Ahh… as primeiras etapas posso dizer que bateram um pouco, senti uma saudade de lá estar. Mas hoje em dia já estou um bocadinho mais conformado e ciente do que aconteceu. O circuito continua a crescer muito e a ficar cada vez mais bem organizado, o que é uma coisa também apetecível. Uma pessoa pensa em voltar, às vezes. Mas a minha vida também está a mudar, estou numa fase muito recompensadora, ver um filho a crescer, por isso acabo sempre por me esquecer dos campeonatos quando olho para ele.
Tens feito alguns Primes, mas as coisas não têm corrido bem. Não estando no CT, acabaste por relaxar, ou tentar o regresso não era a tua prioridade?

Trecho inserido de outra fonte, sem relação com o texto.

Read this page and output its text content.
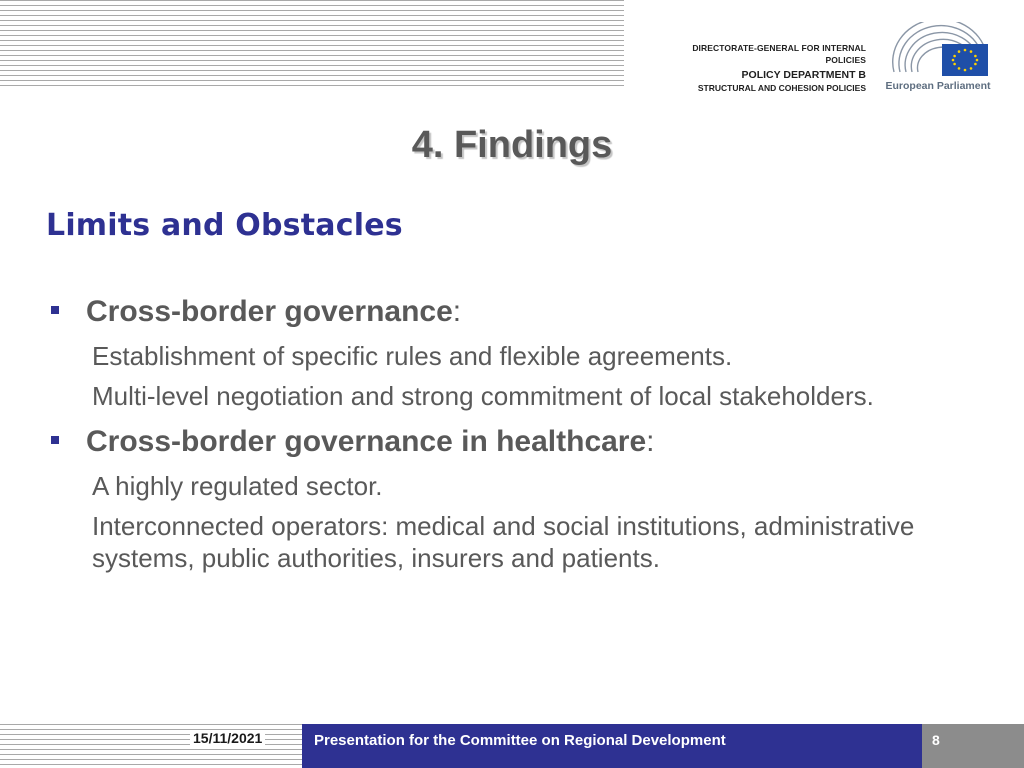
DIRECTORATE-GENERAL FOR INTERNAL POLICIES
POLICY DEPARTMENT B
STRUCTURAL AND COHESION POLICIES	European Parliament
4. Findings
Limits and Obstacles
Cross-border governance:
Establishment of specific rules and flexible agreements.
Multi-level negotiation and strong commitment of local stakeholders.
Cross-border governance in healthcare:
A highly regulated sector.
Interconnected operators: medical and social institutions, administrative systems, public authorities, insurers and patients.
15/11/2021	Presentation for the Committee on Regional Development	8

Nunca olhei para este ano como um ano em que fosse tentar uma vaga a todo o custo. Sabia que ia ser um ano diferente, com a chegada do meu filho, por isso tirei completamente a pressão de cima. No entanto, tem sido realmente um ano difícil de tirar bons resultados, mas física e internamente sofri uma transformação bastante grande. Não consegui preparar-me da mesma forma que nos outros anos e os resultados acabaram por ficar aquém do que estava à espera. Nunca pus essa pressão em cima, portanto estou bem com isso. Tenho viajado, feito alguns Primes (actuais QS10000), até me esqueci de fazer a inscrição num deles, o que é uma coisa impensável [Tiago teve de ir aos trials no Ballito Pro, acabando por falhar a presença no quadro principal]. Depois tem sido um ano bastante infeliz em termos de ondas no QS. Para quem andou sete anos a surfar ondas como deve ser num circuito onde a prioridade é a qualidade das ondas, passei para o QS, que é um circuito em que vamos competir aconteça o que acontecer. Acabamos por surfar muitas vezes em condições muito fracas e este ano tem sido um ano difícil de ondas, e isso deixa-me um bocadinho desmotivado. Pronto, e isso, se calhar, explica também um bocadinho os resultados.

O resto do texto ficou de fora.